A system is complex if it is composed of interacting components that are (at some level of analysis) individually simple and that have simple interactions and yet where nonlinearities in the components and their interactions compound across the entire system in such a way that the overall system-level behaviour is difficult or impossible to predict (i.e. emergent) even given perfect knowledge of the components and their interactions.

Duncan Kemp, Lead Systems Engineer, Rail Systems at the DfT gave his perspective. There are four aspects of systems thinking:

·         Critical thinking

·         Multiple perspectives

·         Interrelationships

·         Systems theory

Critical thinking involves following a cycle of observation, hypothesis, experiment and analysis and conclusion avoiding confirmation bias, attribution bias, trusting testimonial evidence, filling in the memory gaps, accepting authority without question, generalising from too few observations, coincidence, ignorance and the failure to admit it.

Multiple perspectives – more than one of which can be true- is based upon Checkland's “Systems Thinking, Systems Practice” 1981. It involves applying standard systems thinking to human activity systems and helps to understand tacit differences in understanding of the system.

For example, is a railway system

1.      A business that makes a return on investment for its shareholders,

2.      A low carbon and low congestion transport system for the economy, or

3.      An organisation to employ the brothers?

There is a useful word in German for such different perspectives, Weltanschauung, and communicating across such different Weltanschauung is extremely difficult. For example, the optimum capacity of the railway would be quite different for each Weltanschauung.  A possible solution is in the interrelationships.  Based upon Forrester’s work on system dynamics and Senge’s ‘the fifth discipline’ we can use simple mathematical models to explain apparently complex behaviour. This helps understand interrelationships between apparently unconnected issues.

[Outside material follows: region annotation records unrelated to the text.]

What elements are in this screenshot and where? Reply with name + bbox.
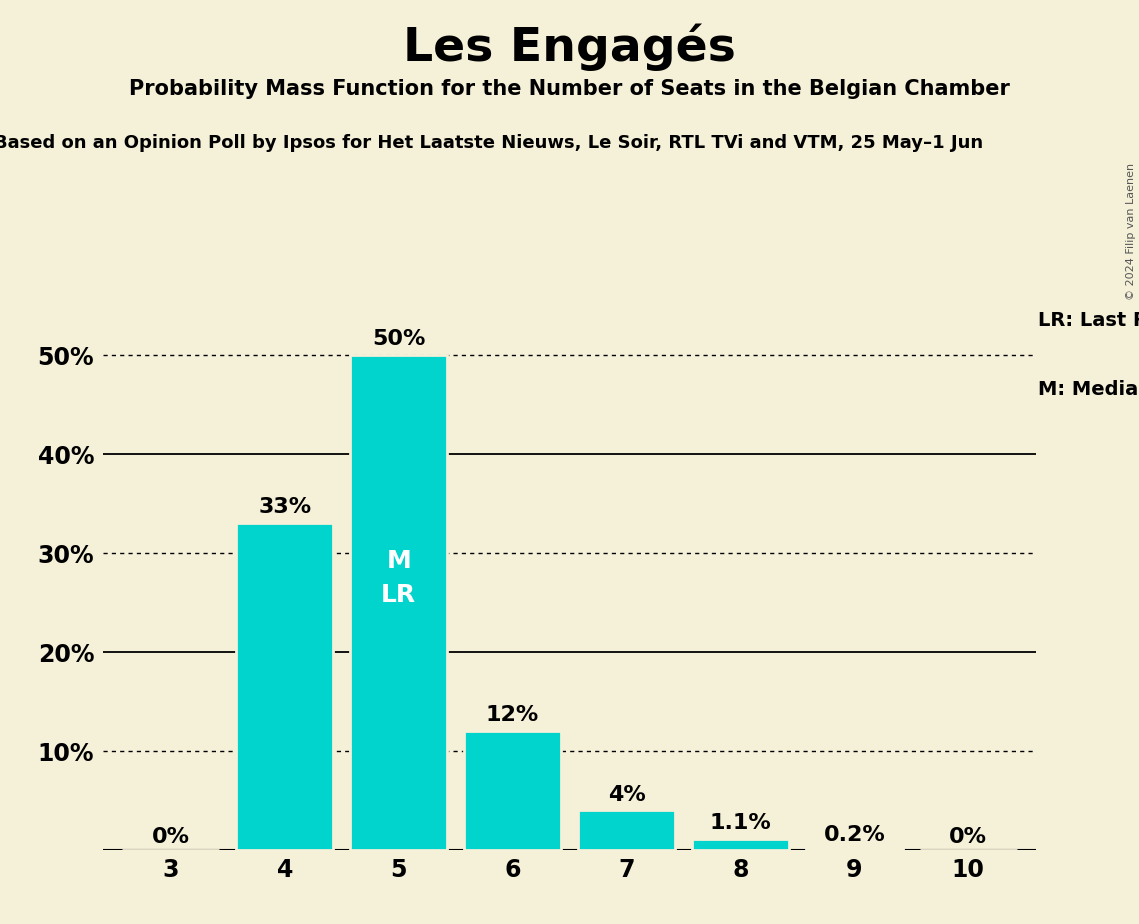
Text: Based on an Opinion Poll by Ipsos for Het Laatste Nieuws, Le Soir, RTL TVi and V: Based on an Opinion Poll by Ipsos for He… <box>0 134 983 152</box>
Bar <box>351 355 446 850</box>
Text: 12%: 12% <box>486 705 539 725</box>
Text: Probability Mass Function for the Number of Seats in the Belgian Chamber: Probability Mass Function for the Number… <box>129 79 1010 99</box>
Text: 4%: 4% <box>607 784 646 805</box>
Text: 0.2%: 0.2% <box>823 825 885 845</box>
Bar <box>806 848 902 850</box>
Bar <box>237 523 333 850</box>
Text: Les Engagés: Les Engagés <box>403 23 736 70</box>
Text: 50%: 50% <box>372 329 425 349</box>
Text: LR: Last Result: LR: Last Result <box>1039 311 1139 331</box>
Bar <box>579 810 674 850</box>
Text: 0%: 0% <box>949 827 988 847</box>
Text: 0%: 0% <box>151 827 190 847</box>
Text: 1.1%: 1.1% <box>710 813 771 833</box>
Text: M
LR: M LR <box>382 549 416 606</box>
Text: © 2024 Filip van Laenen: © 2024 Filip van Laenen <box>1125 163 1136 299</box>
Bar <box>693 839 788 850</box>
Text: M: Median: M: Median <box>1039 380 1139 399</box>
Text: 33%: 33% <box>259 497 311 517</box>
Bar <box>465 731 562 850</box>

Take the thorny question of transport safety.  If investment goes into improvements in rail safety rail fatalities will fall. However, unless more investment goes into passenger comfort on the railways more people will travel by road so road fatalities will increase. The inner loop of rail safety dominates the behaviour of the system because it is simpler and because it works within the strong ‘rail silo’, while the outer transport safety loop is complex and poorly understood. This is exactly the same dynamic as drug addition, mega-project conspiracy of optimism and some system integration problems.

In summary Systems Thinking helps you understand the problem space. It helps you avoid solving the wrong problem – or part of the problem. It helps understand different perspectives and it makes the systemic problems more tractable. It also helps you identify the potential problems before they occur.